When it comes to accessories don’t expect much past the headphone cable, charging cable, and Bluemini module. There’s no case, not even a carrying bag, but the box is lined with Satin, which should help keep the headphones looking nice.

Sound

When it came to Sound quality, I found the DEVA Pro quite enjoyable, no matter which connection I used.

I connected the DEVA Pro to my Fiio M11 Plus LTD via LDAC and aptX HD Bluetooth, and I didn’t hear much difference between wireless and wired output. Over the wire, there was a slight edge in separation and detail, but not enough to declare it an outright winner over the wireless connection.

As I said earlier, I’m usually not a fan of Bluetooth dongles on a headphone, but in this case, I found myself being drawn to the convenience, especially since the sound was quite comparable to the wired connection.

If you do decide to run the DEVA Pro with the included cable, they’re relatively easy to drive, but I do recommend a source with a decent amount of power (like the THX Onyx or Shanling UA2 or desktop amp) to really open them up.

Listening to TIDAL via LDAC, I found the DEVA Pro to have a pleasantly neutral tonal balance. They don’t have the pumped-up highs or boosted bass you hear in many headphones nowadays, which was satisfying.

Despite this, the DEVA Pro avoids sounding boring. They still have a nice depth to the bass and a nice clean midrange. They are a little rolled off up top, but not to the point of being overly dull or muddy. That said, if you like a lot of sparkle in the presence region, you may find them a little dark.
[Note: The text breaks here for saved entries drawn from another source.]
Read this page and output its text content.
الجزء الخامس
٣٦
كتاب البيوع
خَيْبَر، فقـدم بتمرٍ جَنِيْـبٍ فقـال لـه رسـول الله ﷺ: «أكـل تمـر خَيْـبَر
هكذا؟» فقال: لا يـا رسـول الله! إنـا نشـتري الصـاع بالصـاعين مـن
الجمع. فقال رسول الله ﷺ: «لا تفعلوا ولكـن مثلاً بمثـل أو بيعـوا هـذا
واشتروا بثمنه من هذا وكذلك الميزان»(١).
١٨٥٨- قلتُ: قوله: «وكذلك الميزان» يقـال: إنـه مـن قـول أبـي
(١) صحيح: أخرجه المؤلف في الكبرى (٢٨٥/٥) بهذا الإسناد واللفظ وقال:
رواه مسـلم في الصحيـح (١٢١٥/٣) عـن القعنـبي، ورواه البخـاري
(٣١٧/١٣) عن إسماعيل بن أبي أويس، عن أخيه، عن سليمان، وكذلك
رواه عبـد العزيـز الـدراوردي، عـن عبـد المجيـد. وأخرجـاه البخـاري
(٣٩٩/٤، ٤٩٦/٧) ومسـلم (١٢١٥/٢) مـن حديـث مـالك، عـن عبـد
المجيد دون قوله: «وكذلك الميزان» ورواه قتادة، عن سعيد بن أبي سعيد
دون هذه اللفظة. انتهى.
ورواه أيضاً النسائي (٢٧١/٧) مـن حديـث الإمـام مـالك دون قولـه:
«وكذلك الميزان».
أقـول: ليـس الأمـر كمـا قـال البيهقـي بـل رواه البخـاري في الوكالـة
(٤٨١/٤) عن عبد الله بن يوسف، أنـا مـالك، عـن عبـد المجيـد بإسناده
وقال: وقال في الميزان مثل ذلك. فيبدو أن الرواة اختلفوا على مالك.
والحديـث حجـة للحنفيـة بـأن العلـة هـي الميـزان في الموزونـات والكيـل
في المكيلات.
In addition, they lack a little mid-bass punch, something which is par for the course with Planar headphones. Planars will probably never compete with dynamic headphones in this area.
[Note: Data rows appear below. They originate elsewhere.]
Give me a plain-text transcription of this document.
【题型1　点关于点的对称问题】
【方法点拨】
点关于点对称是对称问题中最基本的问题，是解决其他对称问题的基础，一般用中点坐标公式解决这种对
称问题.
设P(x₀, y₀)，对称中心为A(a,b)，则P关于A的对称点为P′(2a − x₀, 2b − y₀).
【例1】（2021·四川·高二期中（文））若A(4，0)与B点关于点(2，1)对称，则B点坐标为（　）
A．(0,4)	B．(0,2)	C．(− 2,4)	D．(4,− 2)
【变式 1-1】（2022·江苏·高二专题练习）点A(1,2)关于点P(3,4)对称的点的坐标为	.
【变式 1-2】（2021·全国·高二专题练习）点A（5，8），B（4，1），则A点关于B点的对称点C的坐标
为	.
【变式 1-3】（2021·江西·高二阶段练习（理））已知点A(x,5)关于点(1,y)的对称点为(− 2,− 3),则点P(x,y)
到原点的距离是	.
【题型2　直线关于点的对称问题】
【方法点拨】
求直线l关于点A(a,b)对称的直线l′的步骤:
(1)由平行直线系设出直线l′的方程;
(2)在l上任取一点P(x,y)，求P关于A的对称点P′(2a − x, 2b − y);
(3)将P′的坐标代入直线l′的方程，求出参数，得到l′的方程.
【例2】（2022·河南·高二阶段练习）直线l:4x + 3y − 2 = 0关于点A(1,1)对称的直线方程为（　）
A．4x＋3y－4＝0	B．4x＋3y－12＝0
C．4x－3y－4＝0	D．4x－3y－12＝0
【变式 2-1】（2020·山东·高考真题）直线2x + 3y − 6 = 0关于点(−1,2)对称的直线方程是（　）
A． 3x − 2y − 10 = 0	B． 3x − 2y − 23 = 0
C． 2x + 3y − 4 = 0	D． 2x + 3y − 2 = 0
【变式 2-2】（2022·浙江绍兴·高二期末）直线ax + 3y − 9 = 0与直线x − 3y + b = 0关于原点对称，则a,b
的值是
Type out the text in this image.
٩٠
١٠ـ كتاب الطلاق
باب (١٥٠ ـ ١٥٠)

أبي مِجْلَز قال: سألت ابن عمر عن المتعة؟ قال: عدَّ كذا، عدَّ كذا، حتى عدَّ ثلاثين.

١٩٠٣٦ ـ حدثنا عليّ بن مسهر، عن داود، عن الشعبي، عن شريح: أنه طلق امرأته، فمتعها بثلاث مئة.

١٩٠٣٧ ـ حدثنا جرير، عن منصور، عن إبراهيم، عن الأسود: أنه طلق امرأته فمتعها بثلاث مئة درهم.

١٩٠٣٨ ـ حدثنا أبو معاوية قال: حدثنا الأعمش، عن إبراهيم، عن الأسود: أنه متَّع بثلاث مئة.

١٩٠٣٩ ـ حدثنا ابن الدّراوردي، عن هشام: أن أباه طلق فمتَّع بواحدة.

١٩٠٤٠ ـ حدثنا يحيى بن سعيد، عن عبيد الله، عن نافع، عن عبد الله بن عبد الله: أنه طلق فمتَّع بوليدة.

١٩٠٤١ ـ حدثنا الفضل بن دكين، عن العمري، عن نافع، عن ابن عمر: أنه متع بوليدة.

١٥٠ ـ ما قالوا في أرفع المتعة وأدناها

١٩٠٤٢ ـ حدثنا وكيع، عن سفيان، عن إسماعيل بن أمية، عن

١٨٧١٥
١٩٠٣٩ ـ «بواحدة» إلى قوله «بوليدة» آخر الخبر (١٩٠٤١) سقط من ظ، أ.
For me, I could’ve done with a touch more emphasis in the presence region, but I think I may prefer it to the slightly higher upper mid tuning in the Sundara. YMMV.

On the other hand, I wouldn’t say the DEVA Pro is on the same level as the Sundara in terms of detail, mainly due to the treble roll-off. That said, there is still some good detail in the central mids down to the midbass, so these headphones still manage to be engaging on many levels.
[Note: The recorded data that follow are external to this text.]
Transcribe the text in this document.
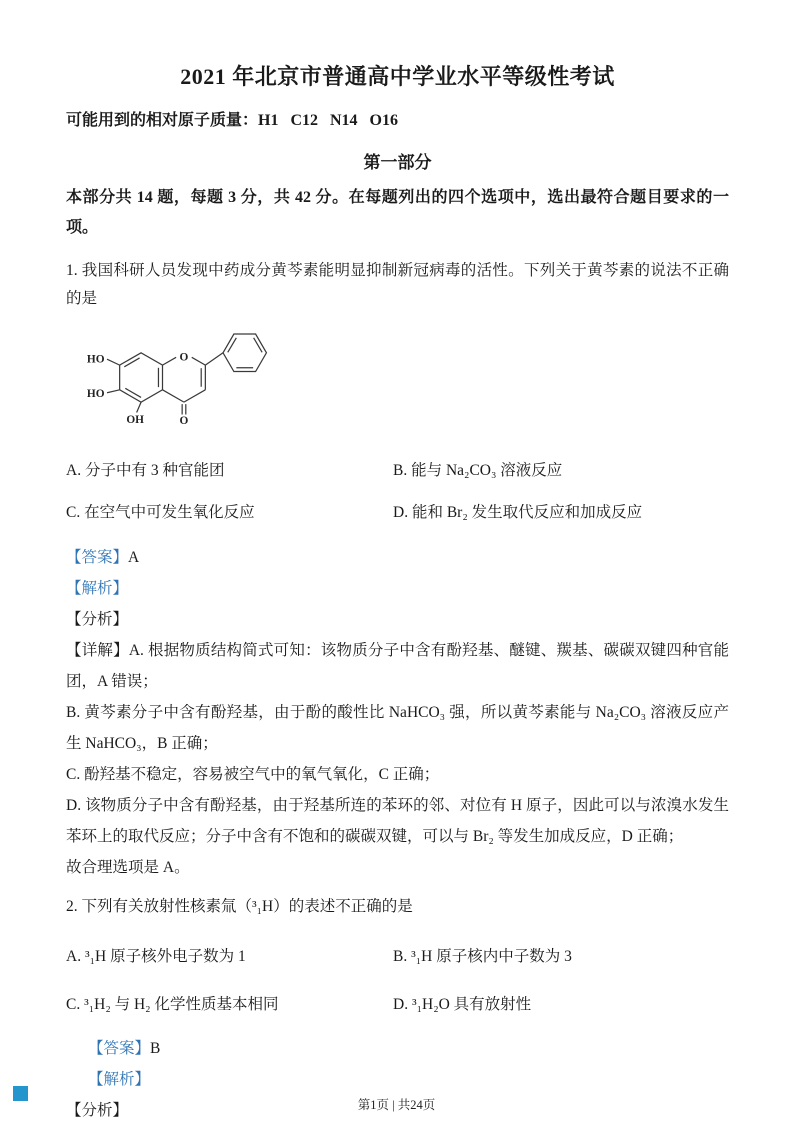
2021 年北京市普通高中学业水平等级性考试
可能用到的相对原子质量：H1   C12   N14   O16
第一部分
本部分共 14 题，每题 3 分，共 42 分。在每题列出的四个选项中，选出最符合题目要求的一项。
1. 我国科研人员发现中药成分黄芩素能明显抑制新冠病毒的活性。下列关于黄芩素的说法不正确的是
HO
HO
OH
O
O
A. 分子中有 3 种官能团	B. 能与 Na₂CO₃ 溶液反应
C. 在空气中可发生氧化反应	D. 能和 Br₂ 发生取代反应和加成反应

【答案】A

【解析】

【分析】

【详解】A. 根据物质结构简式可知：该物质分子中含有酚羟基、醚键、羰基、碳碳双键四种官能团，A 错误；

B. 黄芩素分子中含有酚羟基，由于酚的酸性比 NaHCO₃ 强，所以黄芩素能与 Na₂CO₃ 溶液反应产生 NaHCO₃，B 正确；

C. 酚羟基不稳定，容易被空气中的氧气氧化，C 正确；

D. 该物质分子中含有酚羟基，由于羟基所连的苯环的邻、对位有 H 原子，因此可以与浓溴水发生苯环上的取代反应；分子中含有不饱和的碳碳双键，可以与 Br₂ 等发生加成反应，D 正确；

故合理选项是 A。

2. 下列有关放射性核素氚（³₁H）的表述不正确的是
A. ³₁H 原子核外电子数为 1	B. ³₁H 原子核内中子数为 3
C. ³₁H₂ 与 H₂ 化学性质基本相同	D. ³₁H₂O 具有放射性

【答案】B

【解析】

【分析】	第1页 | 共24页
For example, listening to Carey Bell’s “Sweet Little Woman,” I liked the air in the presentation, along with the clarity of the vocal. I also liked the naturalness of the guitar and harmonica. While the soundstage isn’t very wide, it’s spacious, and the imaging is credible. The placement of instruments are nice.

Conversely, I didn’t hear a remarkable amount of depth or resolution in these headphones. Still, it’s the best I’ve probably heard in a wireless headphone outside of Hifiman’s own Ananda BT, which is truly remarkable in terms of Bluetooth headphones. While the Sundara isn’t as smooth as the DEVA Pro, it bests them in these two categories.

The DEVA Pro’s dynamics are also a little bit softer than the Sundara. Drums just don’t hit as hard, nor do you get the transitions from loud to soft as you do on the older headphone. That’s not to say the DEVA Pro’s dynamics are bad, as they do drive the rhythm sufficiently well, but just not as well as their stablemate.

The Wrap Up

In conclusion, I really liked the Hifiman DEVA Pro. It’s a well-built set of cans that are relatively comfortable, sounds decent, and is very flexible when it comes to connectivity.

Even though they come in around the same price as the Hifiman Sundara, the Sundara is a more detailed and resolving headphone with a bigger soundstage. But that makes sense when you figure in the cost of the DAC/Bluetooth module, which is included in the box.

That said, some may prefer the DEVA Pro’s sound since it’s more laid back in the upper midrange. At the end of the day, the DEVA Pro is the best wireless audiophile headphone I’ve heard outside of Hifiman’s own ANANDA-BT, which is bulkier and more expensive.